Medical audio can go catastrophically wrong audiologists hear

Anyone who has used voice-transcription audio software knows it can be glitchy. In my interview notes for a recent article for Cosmos, for example, otter.ai repeatedly rendered the term “hearables” as “hair balls.”

Often this is simply humorous. We know what it meant; no harm done.
Not so with medical transcription technology, which allows doctors to dictate notes directly into patients’ records. There, an error could be catastrophic.

In theory, says Kelly Scott, a primary-care physician in Portland, Oregon, voice transcription is a useful way to speed things up. “But you need to be careful about what it actually thinks you said,” she says.

One problem with medical audio says Bożena Kostek a researcher from Gdańsk University of Technology, Poland, who was speaking at the online meeting of the American Society of Acoustics, is that audio transcription programs tend to be disproportionately trained on English speakers.

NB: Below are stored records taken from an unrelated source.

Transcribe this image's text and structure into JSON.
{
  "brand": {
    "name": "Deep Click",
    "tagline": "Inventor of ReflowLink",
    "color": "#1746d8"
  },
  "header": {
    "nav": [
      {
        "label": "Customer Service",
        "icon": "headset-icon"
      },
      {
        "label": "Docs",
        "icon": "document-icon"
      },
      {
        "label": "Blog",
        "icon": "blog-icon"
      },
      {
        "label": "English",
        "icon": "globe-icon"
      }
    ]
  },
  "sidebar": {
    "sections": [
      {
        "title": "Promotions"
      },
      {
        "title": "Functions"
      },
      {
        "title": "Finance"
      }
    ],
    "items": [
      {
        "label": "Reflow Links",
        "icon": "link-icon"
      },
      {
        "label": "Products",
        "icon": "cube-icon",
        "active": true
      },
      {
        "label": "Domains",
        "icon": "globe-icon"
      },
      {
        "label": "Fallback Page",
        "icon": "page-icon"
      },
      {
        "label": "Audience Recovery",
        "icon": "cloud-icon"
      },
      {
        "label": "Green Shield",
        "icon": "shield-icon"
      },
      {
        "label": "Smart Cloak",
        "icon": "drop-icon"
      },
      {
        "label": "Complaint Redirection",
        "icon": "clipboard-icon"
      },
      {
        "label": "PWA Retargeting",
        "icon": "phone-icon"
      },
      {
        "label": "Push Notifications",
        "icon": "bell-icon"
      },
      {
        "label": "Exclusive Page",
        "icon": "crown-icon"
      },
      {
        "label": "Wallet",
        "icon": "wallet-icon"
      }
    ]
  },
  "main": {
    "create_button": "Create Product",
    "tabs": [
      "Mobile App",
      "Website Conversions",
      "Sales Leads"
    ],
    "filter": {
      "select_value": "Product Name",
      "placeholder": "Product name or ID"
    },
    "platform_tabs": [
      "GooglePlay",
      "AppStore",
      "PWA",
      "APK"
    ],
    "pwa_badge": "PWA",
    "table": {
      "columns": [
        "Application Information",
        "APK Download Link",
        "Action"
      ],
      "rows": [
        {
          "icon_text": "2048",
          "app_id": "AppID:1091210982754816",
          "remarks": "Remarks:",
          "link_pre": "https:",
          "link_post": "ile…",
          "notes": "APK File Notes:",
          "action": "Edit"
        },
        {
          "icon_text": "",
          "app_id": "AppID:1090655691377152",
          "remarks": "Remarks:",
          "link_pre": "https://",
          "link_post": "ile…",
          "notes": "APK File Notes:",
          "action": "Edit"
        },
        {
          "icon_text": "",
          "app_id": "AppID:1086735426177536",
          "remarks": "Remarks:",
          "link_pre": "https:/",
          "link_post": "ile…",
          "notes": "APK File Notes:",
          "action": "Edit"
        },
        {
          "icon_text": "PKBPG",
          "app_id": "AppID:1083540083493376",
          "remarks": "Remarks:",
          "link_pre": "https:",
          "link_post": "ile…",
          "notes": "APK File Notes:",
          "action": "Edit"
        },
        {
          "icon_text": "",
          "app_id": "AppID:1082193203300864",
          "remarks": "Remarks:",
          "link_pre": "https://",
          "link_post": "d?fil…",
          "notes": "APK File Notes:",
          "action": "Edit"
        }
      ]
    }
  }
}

But it’s more than that, she says. There are also problems with specialized medical terms.

“The biggest is acronyms,” she says.  An abbreviation that means one thing to a cardiologist might mean something entirely different to an oncologist.
Another problem is that voice notes are often dictated in noisy conditions, such as hospital rooms. “In the medical environment, there is a lot of noise,” Kostek says. “People speaking at the same time, and a lot of beeps.”
Doctors tying to dictate notes, she says, may raise their voices to combat the noise, but that can create a new problem called Lombard speech, in which they not only change their volume, but also timbre, vowel duration, and a number of other things—all of which are anathema to audio-transcription programs.

The best way to combat these problems, Kostek says, is to focus on clear enunciation—and of course, avoid acronyms that might have different meanings in different contexts.

At the same, time, she says, it’s important to avoid over-enunciating because, “that might be too much for the machine learning model.”